A 3-center, 2-electron bond means that I have 2 electrons, but these are delocalized over
3 atoms rather than having 4 electrons and 2 bond positions to hold the 3 atoms together.
This is a common way to think about covalent bonding in hypervalent (expanding the
octet) molecules if you do not consider use of the empty d orbitals.
3. BF3 is a classic example of an electron deficient molecule with only six electrons around boron.
However, if the octet rule is strictly obeyed, resonance structures can be drawn with a delocalized B–
F π bond and an admittedly unusual distribution of formal charge. Let’s examine the MO diagram for
BF3 on Spartan. I think it is in a folder called something like Small Inorganics. To help you
understand what is going on, examine the figures in your text that show all of the group orbitals
formed from the fluorine atom 2p orbitals and the MO diagram of BF3.

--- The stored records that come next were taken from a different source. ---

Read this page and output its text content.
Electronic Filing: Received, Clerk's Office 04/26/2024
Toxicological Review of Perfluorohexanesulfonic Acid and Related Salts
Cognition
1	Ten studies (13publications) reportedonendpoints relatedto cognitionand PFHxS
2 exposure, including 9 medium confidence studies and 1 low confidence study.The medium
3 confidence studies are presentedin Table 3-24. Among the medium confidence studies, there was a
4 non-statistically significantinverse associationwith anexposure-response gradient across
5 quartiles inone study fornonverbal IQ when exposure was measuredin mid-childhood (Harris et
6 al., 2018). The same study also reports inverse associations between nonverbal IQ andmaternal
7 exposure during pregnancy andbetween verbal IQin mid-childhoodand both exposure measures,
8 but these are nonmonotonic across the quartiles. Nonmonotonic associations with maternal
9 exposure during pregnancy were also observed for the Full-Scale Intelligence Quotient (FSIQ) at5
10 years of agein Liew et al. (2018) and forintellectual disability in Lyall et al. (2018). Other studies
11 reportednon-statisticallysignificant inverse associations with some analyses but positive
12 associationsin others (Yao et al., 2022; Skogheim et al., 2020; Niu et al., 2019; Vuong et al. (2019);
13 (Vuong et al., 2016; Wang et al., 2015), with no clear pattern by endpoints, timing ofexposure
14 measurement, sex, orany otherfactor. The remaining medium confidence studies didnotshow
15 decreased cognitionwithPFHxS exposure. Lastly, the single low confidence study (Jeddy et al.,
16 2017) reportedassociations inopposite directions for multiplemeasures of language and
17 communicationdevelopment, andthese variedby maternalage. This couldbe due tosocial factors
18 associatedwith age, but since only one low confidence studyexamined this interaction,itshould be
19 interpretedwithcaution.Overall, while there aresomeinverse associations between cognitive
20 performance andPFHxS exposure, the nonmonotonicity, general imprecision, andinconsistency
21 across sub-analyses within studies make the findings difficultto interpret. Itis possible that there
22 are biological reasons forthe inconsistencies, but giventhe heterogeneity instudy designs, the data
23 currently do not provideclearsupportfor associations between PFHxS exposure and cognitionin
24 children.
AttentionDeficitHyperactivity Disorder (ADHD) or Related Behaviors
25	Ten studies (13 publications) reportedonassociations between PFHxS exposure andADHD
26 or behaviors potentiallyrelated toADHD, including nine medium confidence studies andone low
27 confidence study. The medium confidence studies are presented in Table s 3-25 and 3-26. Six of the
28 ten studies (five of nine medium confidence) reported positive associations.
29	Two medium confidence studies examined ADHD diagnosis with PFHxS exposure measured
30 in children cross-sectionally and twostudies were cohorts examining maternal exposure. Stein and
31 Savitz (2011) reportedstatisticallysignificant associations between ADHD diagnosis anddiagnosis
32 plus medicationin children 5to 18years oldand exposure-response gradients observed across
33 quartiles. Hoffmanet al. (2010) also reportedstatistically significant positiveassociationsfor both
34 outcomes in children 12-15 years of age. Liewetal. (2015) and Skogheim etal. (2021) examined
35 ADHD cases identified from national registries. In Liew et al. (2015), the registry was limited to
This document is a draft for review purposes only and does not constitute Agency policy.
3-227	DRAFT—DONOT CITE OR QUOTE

(a) Examine the LUMO in BF3 on Spartan. BF3 is best known for its behavior as a
classic Lewis acid. Draw a cartoon of the LUMO, showing which AOs contribute to
this MO and explaining why it looks like a good electron acceptor. Describe any
specific geometry requirements for the interaction of BF3 with a Lewis base.
The LUMO of BF3 is the π-antibonding combination of the B 2pz orbitals
with the F 2pz orbitals with the greatest contribution coming from the B
orbital. If BF3 accepts a pair of electrons, they must go into an empty
molecular orbital, most likely this LUMO. The electron pair, when it is
donated into this MO, will spend more of it’s time on the B, the electron
deficient atom. The Lewis base must approach the LUMO from either the
top face or the bottom face with its lone pair pointed directly at the boron
atom.
(b) You may be somewhat surprised to find that this MO appears to have B–F π*
character. Examine some of the lower energy occupied MOs to find the B–F π bonding half of
this MO. Which Spartan MO is this? Describe its name and energy in eV. Why is this MO not
simply the HOMO?
The MO that matches the π bonding half of the MO is MO #11 in the Spartan output file
at –20.4 eV. In the surfaces list, it is called HOMO-5. This naming scheme means that it
is the 5th orbital below the HOMO in energy (the HOMO energy is –17.6 eV). If you
look at the HOMO and the other MO surfaces that are higher in energy, these are
different combinations of the 2p orbitals on the F atoms that do not point towards the B
atom. The combinations are such that there is no atomic orbital on boron that will
provide any net overlap with the fluorine orbitals. So, the HOMO and HOMO-1 (etc) are
nonbonding group orbitals of fluorine. Since HOMO-5 has net π-bonding character, it
will be lower in energy than these nonbonding combinations.